After a long day wandering around the cafe's of Toulouse, looking for presents for our girls and franglaising the locals, we nip into the Gaumont on Wilson Square to kill a few hours before catching the 'corail lunea' night train to Paris. After yawning our way through most of 'Inception' we sneak out and leg it down to Gare Martibeau in time to get our stinky gear out of luggage locker and re-tape up our bikes, left standing outside the station.

After 10 minutes on the Lunea, we're called to the back where an angry train manager and smiling conductor tell us we can't leave our bikes where the platform guard had told us to 15 minutes previously, and harangue us into paying a 20 euro 'bike reservation fee'. We protest that bagged bikes are 'baggage' according to their own website but no good. We pay up, move our tarp covered bikes down the train at the next stop, Montaubon and settle down to 8 hours of semi- comfortable travel in our reclining seats. Our contraband lagers help.
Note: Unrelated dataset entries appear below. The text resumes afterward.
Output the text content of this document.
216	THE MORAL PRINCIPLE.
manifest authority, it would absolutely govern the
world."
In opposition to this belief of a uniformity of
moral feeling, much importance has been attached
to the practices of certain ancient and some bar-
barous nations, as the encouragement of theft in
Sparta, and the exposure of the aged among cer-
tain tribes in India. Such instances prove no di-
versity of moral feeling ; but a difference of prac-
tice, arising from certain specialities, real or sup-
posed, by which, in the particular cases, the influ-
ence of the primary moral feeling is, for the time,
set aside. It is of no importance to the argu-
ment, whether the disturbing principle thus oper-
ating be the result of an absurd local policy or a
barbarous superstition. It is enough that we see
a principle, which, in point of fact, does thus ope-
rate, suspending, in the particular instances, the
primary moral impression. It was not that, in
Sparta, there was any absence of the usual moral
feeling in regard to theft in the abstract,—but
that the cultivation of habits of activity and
Out into an overcast day in Paris at 6.45 and we're careful to hide our pen-knife from the French military patrolling the platform with sub-machine guns as we take the tape off the bikes and get ready for the day. A whistle stop cycle tour of the sights entertains us as we try to get our photo's taken in various mugging poses at, in order of visit: Notre Dame, The Louvre, Cleo's needle, the Arche, the metropolitan metro sign, the Eiffel tower and Hotel des Invalides. Mikes cracked back wheel copes well and our main target is to get to Gard du Nord in time to ensure we pack the bikes even smaller and avoid any more hassle. Mike replaces his 2 day old T shirt with a cheap Kenvelo job outside the GDN and James fails in his final attempt to order 2 large coffees, "Der Cafe Grand oo lord, sil vous plait?" On the station before boarding, Mike spots an ingenious old tramp, fondling and jiggling a plastic waste bag from underneath, before going elbow deep into the yoghurt pots and god knows what before emerging with a damp 2 euro coin. His success rate looks to be higher than the teams of girls purporting to be Bosnian refugees showing pleas in written english to tourists. The GDN area is heavily populated with addicts and beggars of all description.

Eurostar check in is straightforward, even after Mike loses his ticket on the platform, and the journey to St Pancras fast and enjoyable. Looking at the flat open plains of NE france, we're glad we opted for the variety/hills of the west. In contrast to the Eurostar, the Pendolino to Stoke feels like it's going to break up when it hits 100mph.

We're back in the world of women, clean clothes, beds and reliable access to toilet paper as we step off the train and into the arms of my wife, and in James case, his daughter Lauren.